When does XLV still outperform SPY?+
In short, sharp risk-off events where SPY mega-cap-tech concentration becomes a liability. The August 2024 vol-mageddon episode saw XLV decline 4% versus SPY 7% peak-to-trough. The March 2026 Iran-war episode saw XLV decline 6% versus SPY 10%. The pattern: XLV holds up better in geopolitical or tech-specific de-rating shocks, underperforms in labor-market or earnings-cycle shocks. The 2026 base case for the remainder of the year sits in the latter category.
What would change the XLV-SPY relationship?+
Three specific catalysts. First, an IRA pause or rollback under any 2027 administration change would remove the largest pharma overhang. Second, a Medicare Advantage utilization reversal as 2024-2025 pent-up demand exhausts would relieve the managed-care drag. Third, an AI-capex disappointment that re-rates SPY downward to XLV's current relative level would close the gap. The XLV/SPY ratio at approximately 0.20 sits near the bottom decile of the 2010-2026 distribution, providing meaningful upside if any of these catalysts materialize.

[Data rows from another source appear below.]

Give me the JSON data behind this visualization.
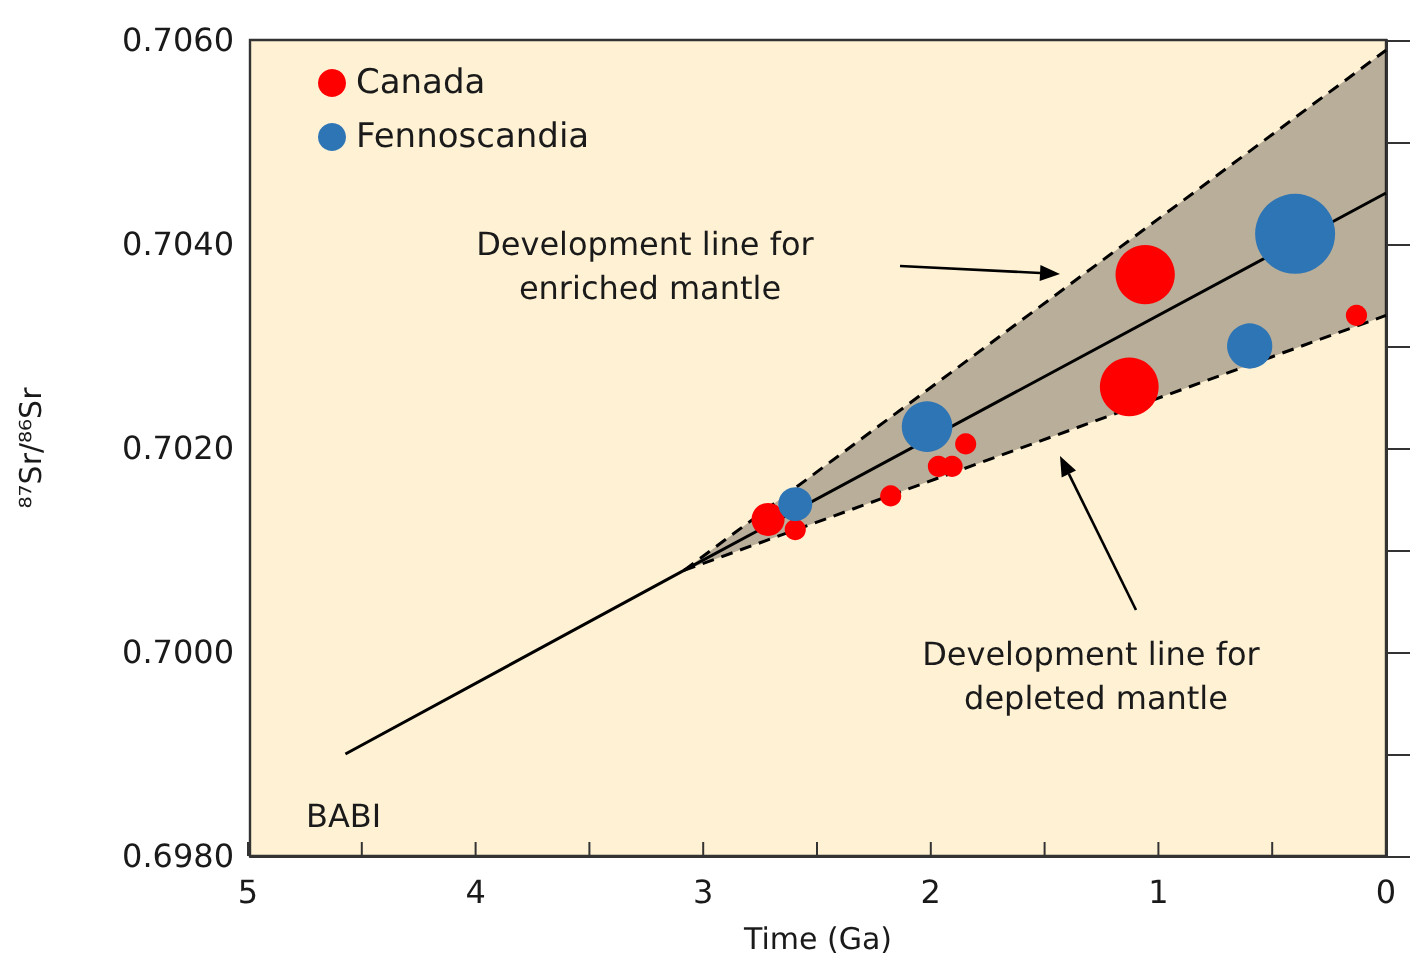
{
  "chart_data": {
    "type": "bubble",
    "xlabel": "Time (Ga)",
    "ylabel": "⁸⁷Sr/⁸⁶Sr",
    "xlim": [
      5,
      0
    ],
    "xticks": [
      5,
      {
        "value": 4.5,
        "label": null
      },
      4,
      {
        "value": 3.5,
        "label": null
      },
      3,
      {
        "value": 2.5,
        "label": null
      },
      2,
      {
        "value": 1.5,
        "label": null
      },
      1,
      {
        "value": 0.5,
        "label": null
      },
      0
    ],
    "ylim": [
      0.698,
      0.706
    ],
    "yticks": [
      {
        "value": 0.698,
        "label": "0.6980"
      },
      {
        "value": 0.699,
        "label": null
      },
      {
        "value": 0.7,
        "label": "0.7000"
      },
      {
        "value": 0.701,
        "label": null
      },
      {
        "value": 0.702,
        "label": "0.7020"
      },
      {
        "value": 0.703,
        "label": null
      },
      {
        "value": 0.704,
        "label": "0.7040"
      },
      {
        "value": 0.705,
        "label": null
      },
      {
        "value": 0.706,
        "label": "0.7060"
      }
    ],
    "grid": false,
    "legend": "top left",
    "series": [
      {
        "name": "Canada",
        "color": "#ff0000",
        "x": [
          2.72,
          2.6,
          2.18,
          1.97,
          1.91,
          1.85,
          1.06,
          1.13,
          0.13
        ],
        "values": [
          0.7013,
          0.7012,
          0.70153,
          0.70182,
          0.70182,
          0.70204,
          0.7037,
          0.7026,
          0.7033
        ],
        "sizes": [
          0.17,
          0.07,
          0.07,
          0.07,
          0.07,
          0.07,
          0.55,
          0.54,
          0.07
        ],
        "marker": "circle"
      },
      {
        "name": "Fennoscandia",
        "color": "#2e75b6",
        "x": [
          2.6,
          2.02,
          0.6,
          0.4
        ],
        "values": [
          0.70145,
          0.70221,
          0.703,
          0.7041
        ],
        "sizes": [
          0.18,
          0.4,
          0.32,
          1
        ],
        "marker": "circle"
      },
      {
        "type": "line",
        "color": "#000000",
        "line_style": "solid",
        "marker": "none",
        "x": [
          4.58,
          3.09,
          0
        ],
        "values": [
          0.699,
          0.7008,
          0.7045
        ],
        "lower": [
          null,
          0.7008,
          0.7033
        ],
        "upper": [
          null,
          0.7008,
          0.7059
        ]
      },
      {
        "type": "line",
        "color": "#000000",
        "line_style": "dashed",
        "marker": "none",
        "x": [
          3.09,
          0
        ],
        "values": [
          0.7008,
          0.7059
        ]
      },
      {
        "type": "line",
        "color": "#000000",
        "line_style": "dashed",
        "marker": "none",
        "x": [
          3.09,
          0
        ],
        "values": [
          0.7008,
          0.7033
        ]
      }
    ],
    "annotations": [
      "Development line for enriched mantle",
      "Development line for depleted mantle",
      {
        "text": "BABI",
        "x": 4.58,
        "y": 0.699
      }
    ]
  }
}
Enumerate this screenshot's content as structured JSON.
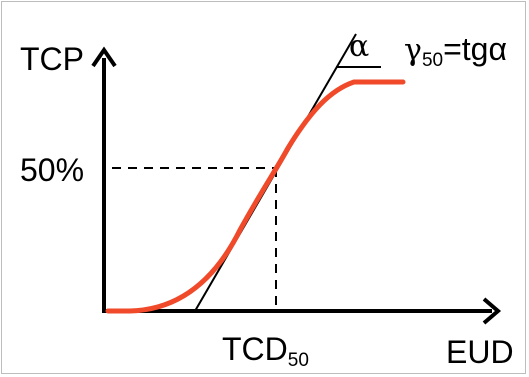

How should I size XLV in a 2026 portfolio?+
Cross-asset desks have largely shifted from treating healthcare as a strategic defensive allocation to treating XLV as a tactical, episode-specific hedge. The defensive triggers that would activate a tactical overweight are an SPY drawdown of 8% or greater in less than four weeks with a tech-specific catalyst, an ANFCI cross above zero with credit-side leadership, or a claims four-week average breaking 250,000 sustained. None of these conditions hold in April 2026, which is the structural reason XLV continues to underperform.